What are the signs and symptoms?

According to the WHO, the disease begins "abruptly," with a high fever, severe headache, and malaise. Muscle aches and cramps are also frequent symptoms.

Two unrelated persons who died in Ghana exhibited symptoms including diarrhea, fever, nausea, and vomiting. A 26-year-old guy checked into a hospital on June 26 and died the next day. According to the WHO, the second victim was a 51-year-old guy who went to the hospital on June 28 and died the same day.

In fatal cases, death often occurs eight to nine days following the onset of the disease. It is preceded by substantial blood loss, hemorrhaging, and multi-organ dysfunction.

The CDC has also warned that a non-itchy rash may appear on the chest, back, or stomach around day five. Marburg's symptoms are similar to those of other infectious diseases, such as malaria and typhoid fever, so its clinical diagnosis "can be difficult," according to the article.

Can the Marburg virus be cured?

There are no licensed vaccinations or antiviral therapies for the Marburg virus.

However, supportive treatment can increase survival rates, such as rehydration with oral or intravenous fluids, maintaining oxygen levels, utilizing pharmacological therapy, and addressing specific symptoms as they develop. According to some health professionals, medications comparable to those used to treat Ebola may be helpful.

According to the CDC, some "experimental treatments" for Marburg have been evaluated on animals but never on people.

According to the World Health Organization, virus samples acquired from patients for research pose an "extreme biohazard risk," Laboratory testing should be conducted under "maximum biological containment conditions."

What else should we know?

This Monday, the WHO said it would support a "joint national investigative team" in Ghana and send its specialists to the country. In response to the small number of cases, it also distributes personal protective equipment, enhances disease surveillance, and tracks contacts.

Thursday's WHO Africa online briefing is anticipated to provide additional information.
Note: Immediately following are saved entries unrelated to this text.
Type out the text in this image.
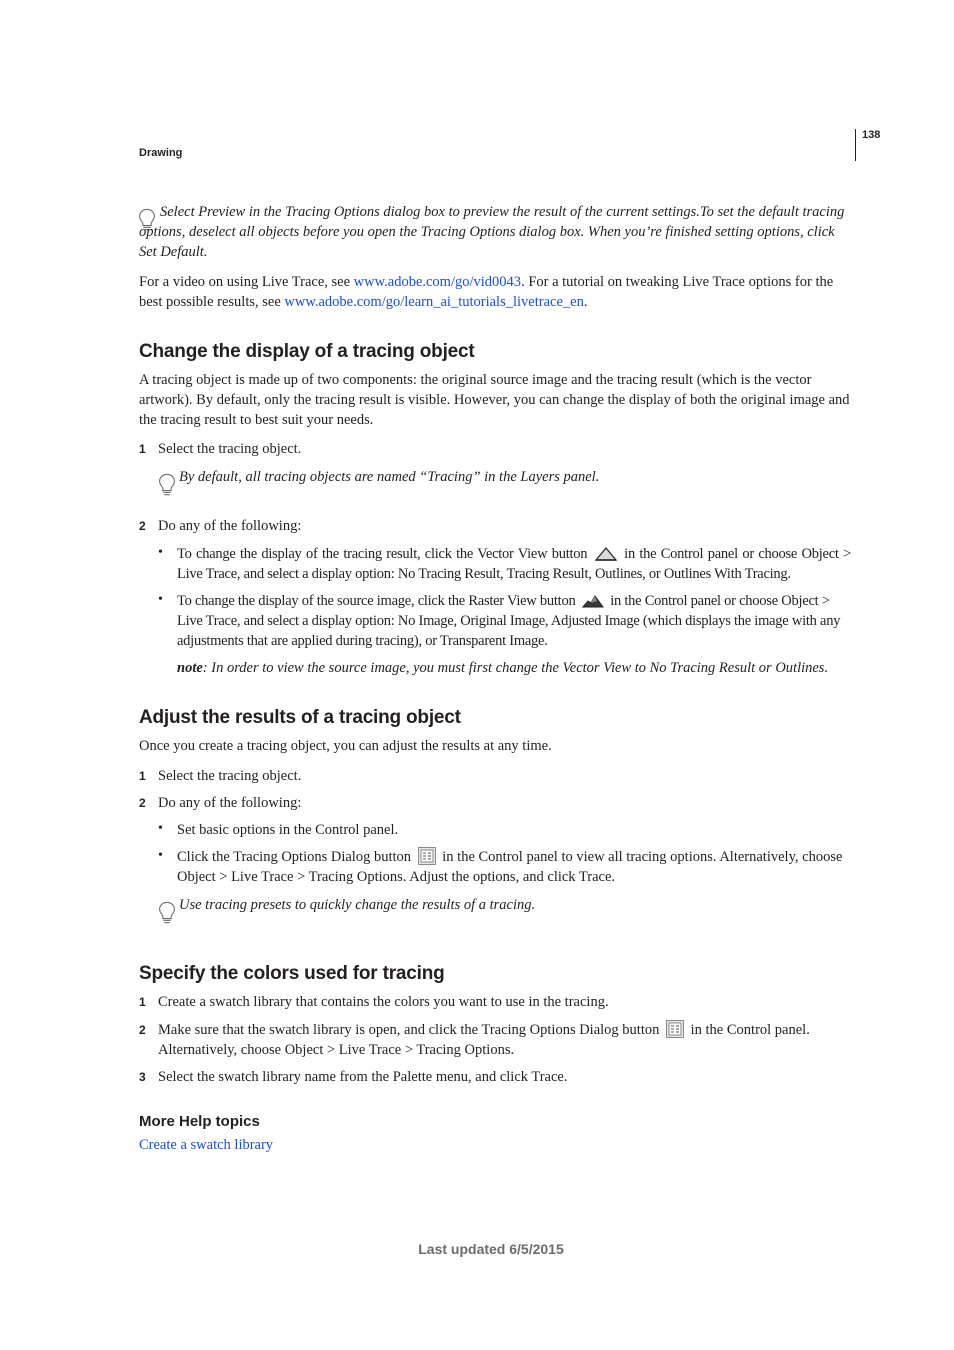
Drawing
138
Select Preview in the Tracing Options dialog box to preview the result of the current settings.To set the default tracing options, deselect all objects before you open the Tracing Options dialog box. When you’re finished setting options, click Set Default.
For a video on using Live Trace, see www.adobe.com/go/vid0043. For a tutorial on tweaking Live Trace options for the best possible results, see www.adobe.com/go/learn_ai_tutorials_livetrace_en.
Change the display of a tracing object
A tracing object is made up of two components: the original source image and the tracing result (which is the vector artwork). By default, only the tracing result is visible. However, you can change the display of both the original image and the tracing result to best suit your needs.
1 Select the tracing object.
By default, all tracing objects are named “Tracing” in the Layers panel.
2 Do any of the following:
• To change the display of the tracing result, click the Vector View button	in the Control panel or choose Object > Live Trace, and select a display option: No Tracing Result, Tracing Result, Outlines, or Outlines With Tracing.
• To change the display of the source image, click the Raster View button in the Control panel or choose Object > Live Trace, and select a display option: No Image, Original Image, Adjusted Image (which displays the image with any adjustments that are applied during tracing), or Transparent Image.
note: In order to view the source image, you must first change the Vector View to No Tracing Result or Outlines.
Adjust the results of a tracing object
Once you create a tracing object, you can adjust the results at any time.
1 Select the tracing object.
2 Do any of the following:
• Set basic options in the Control panel.
• Click the Tracing Options Dialog button in the Control panel to view all tracing options. Alternatively, choose Object > Live Trace > Tracing Options. Adjust the options, and click Trace.
Use tracing presets to quickly change the results of a tracing.
Specify the colors used for tracing
1 Create a swatch library that contains the colors you want to use in the tracing.
2 Make sure that the swatch library is open, and click the Tracing Options Dialog button in the Control panel. Alternatively, choose Object > Live Trace > Tracing Options.
3 Select the swatch library name from the Palette menu, and click Trace.
More Help topics
Create a swatch library
Last updated 6/5/2015
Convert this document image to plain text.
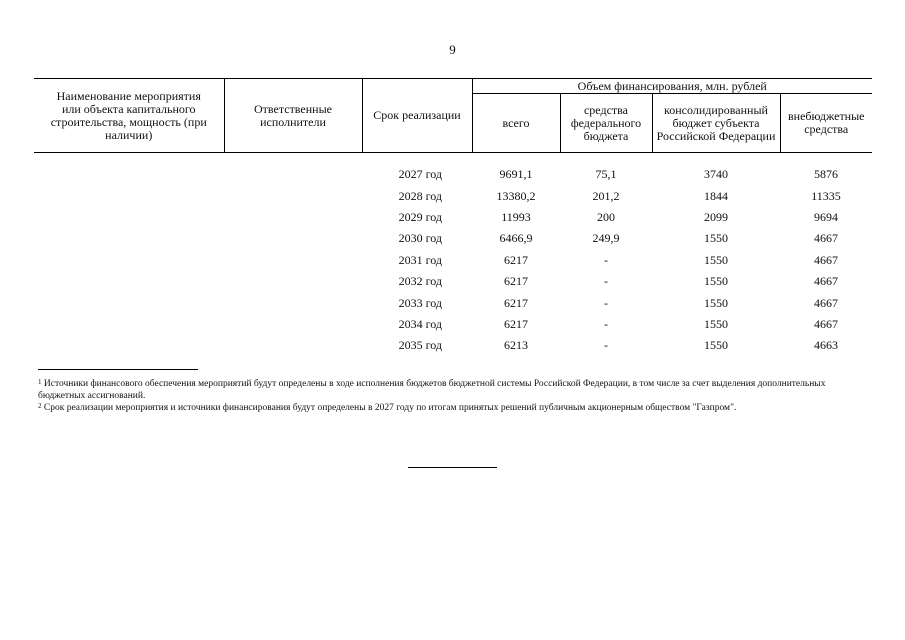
9
Наименование мероприятия или объекта капитального строительства, мощность (при наличии)	Ответственные исполнители	Срок реализации	Объем финансирования, млн. рублей			
			всего	средства федерального бюджета	консолидированный бюджет субъекта Российской Федерации	внебюджетные средства

		2027 год	9691,1	75,1	3740	5876
		2028 год	13380,2	201,2	1844	11335
		2029 год	11993	200	2099	9694
		2030 год	6466,9	249,9	1550	4667
		2031 год	6217	-	1550	4667
		2032 год	6217	-	1550	4667
		2033 год	6217	-	1550	4667
		2034 год	6217	-	1550	4667
		2035 год	6213	-	1550	4663

$^1$ Источники финансового обеспечения мероприятий будут определены в ходе исполнения бюджетов бюджетной системы Российской Федерации, в том числе за счет выделения дополнительных бюджетных ассигнований.

$^2$ Срок реализации мероприятия и источники финансирования будут определены в 2027 году по итогам принятых решений публичным акционерным обществом "Газпром".
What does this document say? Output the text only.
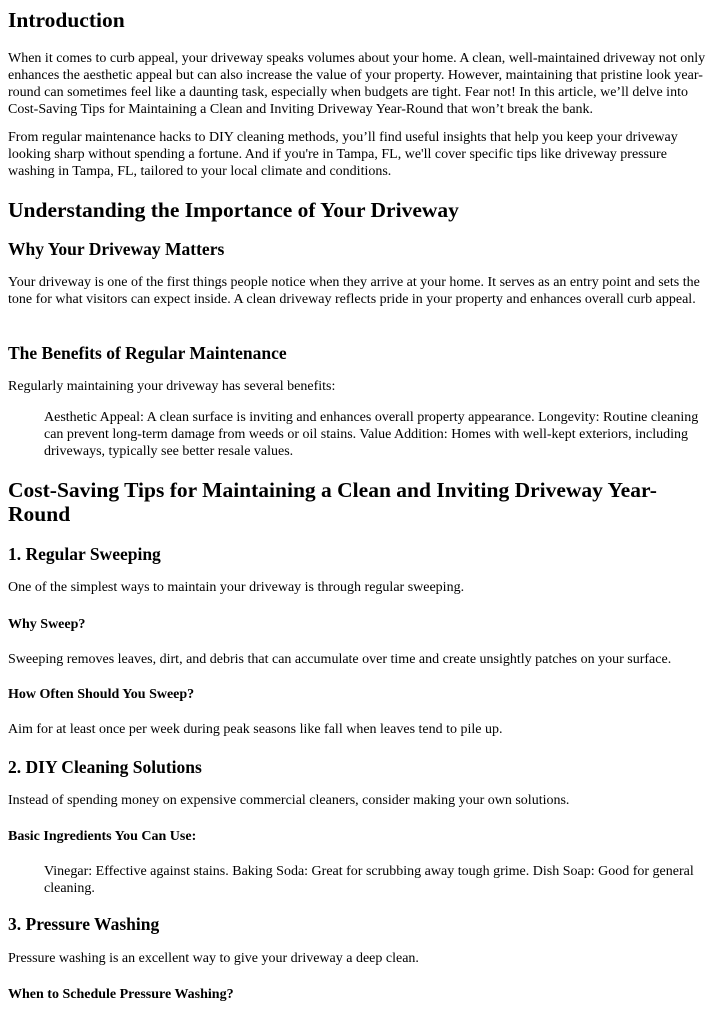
Introduction

When it comes to curb appeal, your driveway speaks volumes about your home. A clean, well-maintained driveway not only enhances the aesthetic appeal but can also increase the value of your property. However, maintaining that pristine look year-round can sometimes feel like a daunting task, especially when budgets are tight. Fear not! In this article, we’ll delve into Cost-Saving Tips for Maintaining a Clean and Inviting Driveway Year-Round that won’t break the bank.

From regular maintenance hacks to DIY cleaning methods, you’ll find useful insights that help you keep your driveway looking sharp without spending a fortune. And if you're in Tampa, FL, we'll cover specific tips like driveway pressure washing in Tampa, FL, tailored to your local climate and conditions.

Understanding the Importance of Your Driveway
Why Your Driveway Matters

Your driveway is one of the first things people notice when they arrive at your home. It serves as an entry point and sets the tone for what visitors can expect inside. A clean driveway reflects pride in your property and enhances overall curb appeal.

The Benefits of Regular Maintenance

Regularly maintaining your driveway has several benefits:

Aesthetic Appeal: A clean surface is inviting and enhances overall property appearance. Longevity: Routine cleaning can prevent long-term damage from weeds or oil stains. Value Addition: Homes with well-kept exteriors, including driveways, typically see better resale values.
Cost-Saving Tips for Maintaining a Clean and Inviting Driveway Year-Round
1. Regular Sweeping

One of the simplest ways to maintain your driveway is through regular sweeping.

Why Sweep?

Sweeping removes leaves, dirt, and debris that can accumulate over time and create unsightly patches on your surface.

How Often Should You Sweep?

Aim for at least once per week during peak seasons like fall when leaves tend to pile up.

2. DIY Cleaning Solutions

Instead of spending money on expensive commercial cleaners, consider making your own solutions.

Basic Ingredients You Can Use:
Vinegar: Effective against stains. Baking Soda: Great for scrubbing away tough grime. Dish Soap: Good for general cleaning.
3. Pressure Washing

Pressure washing is an excellent way to give your driveway a deep clean.

When to Schedule Pressure Washing?
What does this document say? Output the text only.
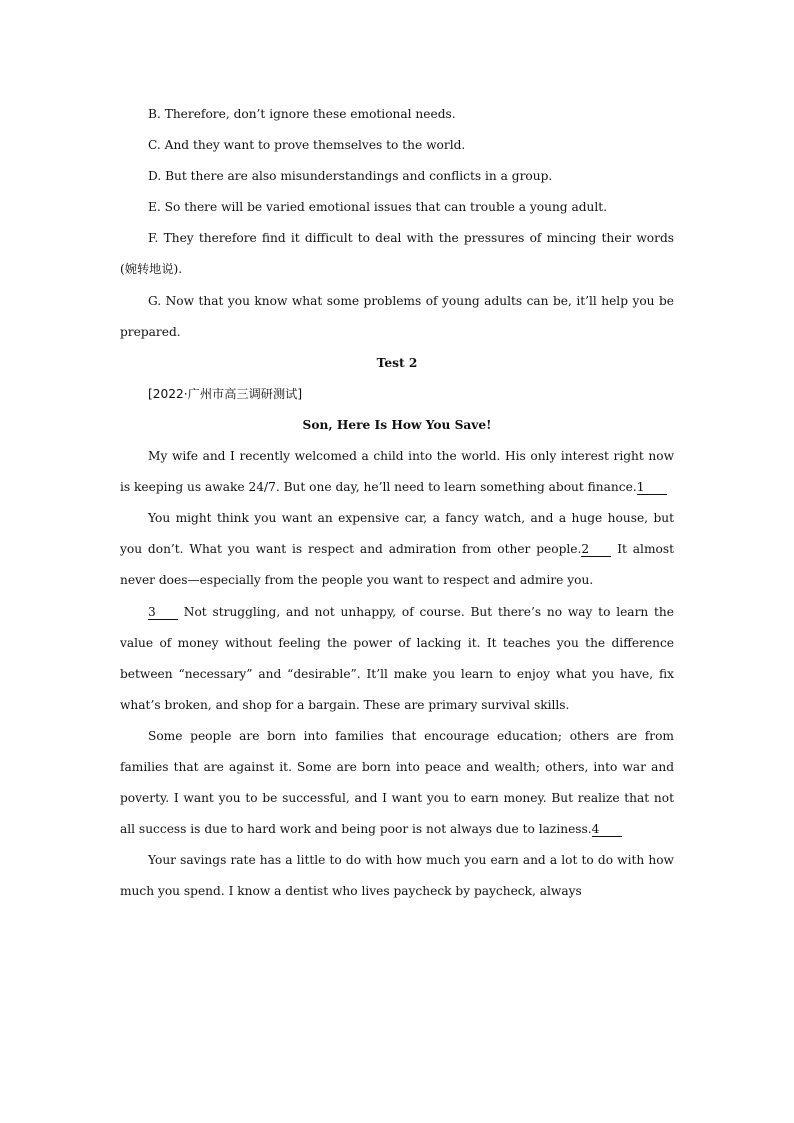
B. Therefore, don’t ignore these emotional needs.

C. And they want to prove themselves to the world.

D. But there are also misunderstandings and conflicts in a group.

E. So there will be varied emotional issues that can trouble a young adult.

F. They therefore find it difficult to deal with the pressures of mincing their words (婉转地说).

G. Now that you know what some problems of young adults can be, it’ll help you be prepared.

Test 2

[2022·广州市高三调研测试]

Son, Here Is How You Save!

My wife and I recently welcomed a child into the world. His only interest right now is keeping us awake 24/7. But one day, he’ll need to learn something about finance.1

You might think you want an expensive car, a fancy watch, and a huge house, but you don’t. What you want is respect and admiration from other people.2 It almost never does—especially from the people you want to respect and admire you.

3 Not struggling, and not unhappy, of course. But there’s no way to learn the value of money without feeling the power of lacking it. It teaches you the difference between “necessary” and “desirable”. It’ll make you learn to enjoy what you have, fix what’s broken, and shop for a bargain. These are primary survival skills.

Some people are born into families that encourage education; others are from families that are against it. Some are born into peace and wealth; others, into war and poverty. I want you to be successful, and I want you to earn money. But realize that not all success is due to hard work and being poor is not always due to laziness.4

Your savings rate has a little to do with how much you earn and a lot to do with how much you spend. I know a dentist who lives paycheck by paycheck, always
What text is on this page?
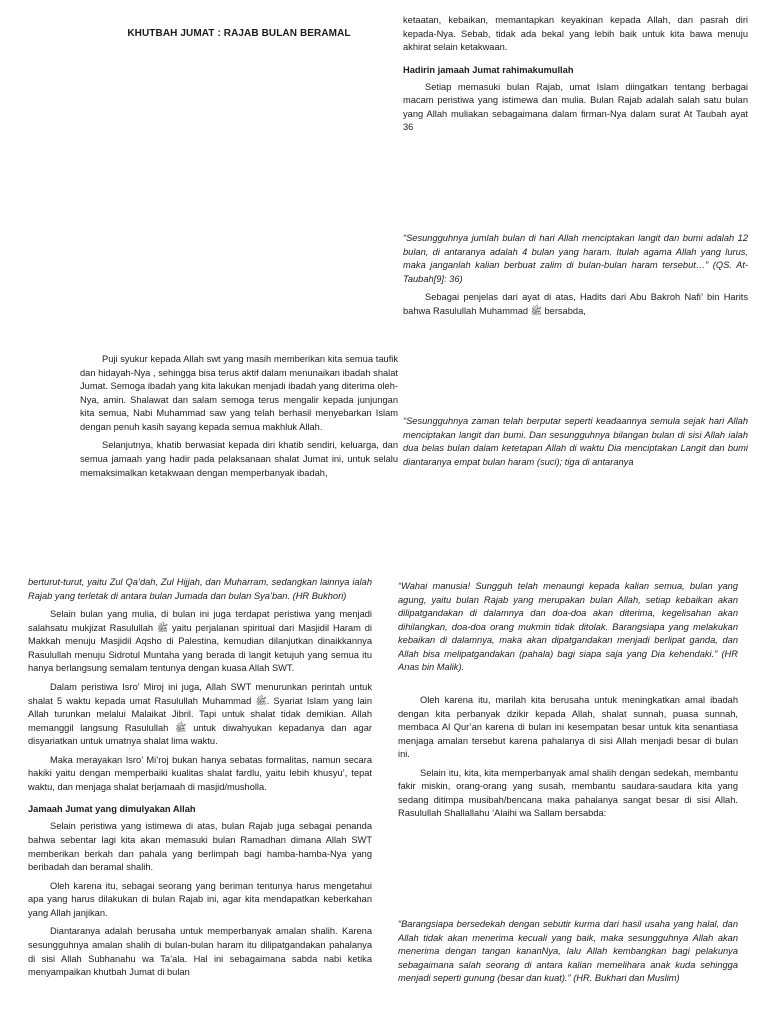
KHUTBAH JUMAT : RAJAB BULAN BERAMAL

Puji syukur kepada Allah swt yang masih memberikan kita semua taufik dan hidayah-Nya , sehingga bisa terus aktif dalam menunaikan ibadah shalat Jumat. Semoga ibadah yang kita lakukan menjadi ibadah yang diterima oleh-Nya, amin. Shalawat dan salam semoga terus mengalir kepada junjungan kita semua, Nabi Muhammad saw yang telah berhasil menyebarkan Islam dengan penuh kasih sayang kepada semua makhluk Allah.

Selanjutnya, khatib berwasiat kepada diri khatib sendiri, keluarga, dan semua jamaah yang hadir pada pelaksanaan shalat Jumat ini, untuk selalu memaksimalkan ketakwaan dengan memperbanyak ibadah,

ketaatan, kebaikan, memantapkan keyakinan kepada Allah, dan pasrah diri kepada-Nya. Sebab, tidak ada bekal yang lebih baik untuk kita bawa menuju akhirat selain ketakwaan.

Hadirin jamaah Jumat rahimakumullah

Setiap memasuki bulan Rajab, umat Islam diingatkan tentang berbagai macam peristiwa yang istimewa dan mulia. Bulan Rajab adalah salah satu bulan yang Allah muliakan sebagaimana dalam firman-Nya dalam surat At Taubah ayat 36

“Sesungguhnya jumlah bulan di hari Allah menciptakan langit dan bumi adalah 12 bulan, di antaranya adalah 4 bulan yang haram. Itulah agama Allah yang lurus, maka janganlah kalian berbuat zalim di bulan-bulan haram tersebut…” (QS. At-Taubah[9]: 36)

Sebagai penjelas dari ayat di atas, Hadits dari Abu Bakroh Nafi’ bin Harits bahwa Rasulullah Muhammad ﷺ bersabda,

“Sesungguhnya zaman telah berputar seperti keadaannya semula sejak hari Allah menciptakan langit dan bumi. Dan sesungguhnya bilangan bulan di sisi Allah ialah dua belas bulan dalam ketetapan Allah di waktu Dia menciptakan Langit dan bumi diantaranya empat bulan haram (suci); tiga di antaranya

berturut-turut, yaitu Zul Qa’dah, Zul Hijjah, dan Muharram, sedangkan lainnya ialah Rajab yang terletak di antara bulan Jumada dan bulan Sya’ban. (HR Bukhori)

Selain bulan yang mulia, di bulan ini juga terdapat peristiwa yang menjadi salahsatu mukjizat Rasulullah ﷺ yaitu perjalanan spiritual dari Masjidil Haram di Makkah menuju Masjidil Aqsho di Palestina, kemudian dilanjutkan dinaikkannya Rasulullah menuju Sidrotul Muntaha yang berada di langit ketujuh yang semua itu hanya berlangsung semalam tentunya dengan kuasa Allah SWT.

Dalam peristiwa Isro’ Miroj ini juga, Allah SWT menurunkan perintah untuk shalat 5 waktu kepada umat Rasulullah Muhammad ﷺ. Syariat Islam yang lain Allah turunkan melalui Malaikat Jibril. Tapi untuk shalat tidak demikian. Allah memanggil langsung Rasulullah ﷺ untuk diwahyukan kepadanya dan agar disyariatkan untuk umatnya shalat lima waktu.

Maka merayakan Isro’ Mi’roj bukan hanya sebatas formalitas, namun secara hakiki yaitu dengan memperbaiki kualitas shalat fardlu, yaitu lebih khusyu’, tepat waktu, dan menjaga shalat berjamaah di masjid/musholla.

Jamaah Jumat yang dimulyakan Allah

Selain peristiwa yang istimewa di atas, bulan Rajab juga sebagai penanda bahwa sebentar lagi kita akan memasuki bulan Ramadhan dimana Allah SWT memberikan berkah dan pahala yang berlimpah bagi hamba-hamba-Nya yang beribadah dan beramal shalih.

Oleh karena itu, sebagai seorang yang beriman tentunya harus mengetahui apa yang harus dilakukan di bulan Rajab ini, agar kita mendapatkan keberkahan yang Allah janjikan.

Diantaranya adalah berusaha untuk memperbanyak amalan shalih. Karena sesungguhnya amalan shalih di bulan-bulan haram itu dilipatgandakan pahalanya di sisi Allah Subhanahu wa Ta’ala. Hal ini sebagaimana sabda nabi ketika menyampaikan khutbah Jumat di bulan

“Wahai manusia! Sungguh telah menaungi kepada kalian semua, bulan yang agung, yaitu bulan Rajab yang merupakan bulan Allah, setiap kebaikan akan dilipatgandakan di dalamnya dan doa-doa akan diterima, kegelisahan akan dihilangkan, doa-doa orang mukmin tidak ditolak. Barangsiapa yang melakukan kebaikan di dalamnya, maka akan dipatgandakan menjadi berlipat ganda, dan Allah bisa melipatgandakan (pahala) bagi siapa saja yang Dia kehendaki.” (HR Anas bin Malik).

Oleh karena itu, marilah kita berusaha untuk meningkatkan amal ibadah dengan kita perbanyak dzikir kepada Allah, shalat sunnah, puasa sunnah, membaca Al Qur’an karena di bulan ini kesempatan besar untuk kita senantiasa menjaga amalan tersebut karena pahalanya di sisi Allah menjadi besar di bulan ini.

Selain itu, kita, kita memperbanyak amal shalih dengan sedekah, membantu fakir miskin, orang-orang yang susah, membantu saudara-saudara kita yang sedang ditimpa musibah/bencana maka pahalanya sangat besar di sisi Allah. Rasulullah Shallallahu ‘Alaihi wa Sallam bersabda:

“Barangsiapa bersedekah dengan sebutir kurma dari hasil usaha yang halal, dan Allah tidak akan menerima kecuali yang baik, maka sesungguhnya Allah akan menerima dengan tangan kananNya, lalu Allah kembangkan bagi pelakunya sebagaimana salah seorang di antara kalian memelihara anak kuda sehingga menjadi seperti gunung (besar dan kuat).” (HR. Bukhari dan Muslim)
"The apparent geographical expansion of this viral virus is cause for concern. This infection is quite dangerous and has a high fatality rate "Professor Jimmy Whitworth of the London School of Hygiene & Tropical Medicine, an expert in international public health, told The Washington Post on Monday.

"It is essential to determine how the virus entered the human population to trigger this outbreak and to prevent further occurrences. Currently, the likelihood of the outbreak spreading outside of Ghana's Ashanti region is quite low "he noted.